Just a thought…

The blurb for Sullivan’s “Liberal Idiocy of the Week” column over at Salon (you can go find it yourself if you’re interested) reads:

It was originally reported that 170,000 priceless artifacts were looted from Iraq’s national museum. That number now stands at 33. Will overeager Bush critics issue corrections?

So. Let’s put on our thinking caps. Is there anything else, anything perhaps slightly more important, which turns out to have been not quite as initially reported? Such as, say, the WMD’s which were the justification for the entire war?

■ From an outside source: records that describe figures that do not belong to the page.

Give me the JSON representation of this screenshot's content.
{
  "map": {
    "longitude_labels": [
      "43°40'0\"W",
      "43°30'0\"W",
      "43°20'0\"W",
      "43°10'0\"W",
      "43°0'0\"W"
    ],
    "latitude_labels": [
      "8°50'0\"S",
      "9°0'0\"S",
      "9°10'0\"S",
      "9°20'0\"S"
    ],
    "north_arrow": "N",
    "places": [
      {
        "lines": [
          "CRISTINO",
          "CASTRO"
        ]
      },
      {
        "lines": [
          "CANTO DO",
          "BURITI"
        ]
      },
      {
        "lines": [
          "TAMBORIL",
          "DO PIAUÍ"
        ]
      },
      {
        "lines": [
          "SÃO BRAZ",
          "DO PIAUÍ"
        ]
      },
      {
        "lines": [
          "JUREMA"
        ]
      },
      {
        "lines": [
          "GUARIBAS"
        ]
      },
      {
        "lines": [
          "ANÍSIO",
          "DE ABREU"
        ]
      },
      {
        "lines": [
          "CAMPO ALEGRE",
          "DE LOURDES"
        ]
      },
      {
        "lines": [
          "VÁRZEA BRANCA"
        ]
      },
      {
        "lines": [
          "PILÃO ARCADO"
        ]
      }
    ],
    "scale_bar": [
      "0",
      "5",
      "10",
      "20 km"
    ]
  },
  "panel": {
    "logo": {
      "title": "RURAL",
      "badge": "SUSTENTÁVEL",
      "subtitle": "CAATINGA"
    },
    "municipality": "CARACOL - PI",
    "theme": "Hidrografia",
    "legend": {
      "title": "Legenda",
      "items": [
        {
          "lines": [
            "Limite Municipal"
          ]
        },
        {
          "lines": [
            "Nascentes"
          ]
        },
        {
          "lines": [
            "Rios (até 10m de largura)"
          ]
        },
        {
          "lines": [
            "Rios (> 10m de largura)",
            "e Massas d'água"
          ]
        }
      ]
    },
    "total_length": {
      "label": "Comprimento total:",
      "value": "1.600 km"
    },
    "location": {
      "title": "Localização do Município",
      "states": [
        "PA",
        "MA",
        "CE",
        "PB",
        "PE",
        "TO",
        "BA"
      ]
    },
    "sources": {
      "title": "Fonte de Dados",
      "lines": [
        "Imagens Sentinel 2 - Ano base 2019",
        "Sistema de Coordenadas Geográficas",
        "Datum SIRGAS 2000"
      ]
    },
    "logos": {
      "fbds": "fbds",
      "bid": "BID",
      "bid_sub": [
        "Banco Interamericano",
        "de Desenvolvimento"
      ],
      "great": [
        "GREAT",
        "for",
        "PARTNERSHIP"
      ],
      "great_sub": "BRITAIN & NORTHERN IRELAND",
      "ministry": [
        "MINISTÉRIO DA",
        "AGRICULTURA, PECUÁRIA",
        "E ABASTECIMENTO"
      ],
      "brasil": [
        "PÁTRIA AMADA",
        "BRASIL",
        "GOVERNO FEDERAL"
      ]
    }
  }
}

Why anyone continues to take Sullivan seriously is beyond my comprehension as a simple uneducated cartoonist. But it’s no wonder he keeps harping on this one — misdirection is everything. Consider two points: (1) the museum may have been the only goddamned site in Iraq which wasn’t looted down to the bare walls, and (2) that was only due to the foresight of the museum officials. If you will forgive me the indulgence of quoting one of my own previous posts:

The fact that the museum’s curators managed to hide the majority of the museum’s treasures in advance does not make the US indifference to that museum’s looting any more ethically palatable. If a police officer stands by and watches a mugger shoot a victim and does nothing to stop it, he’s still guilty of negligence even if the victim lives because he happened to be wearing a bulletproof vest.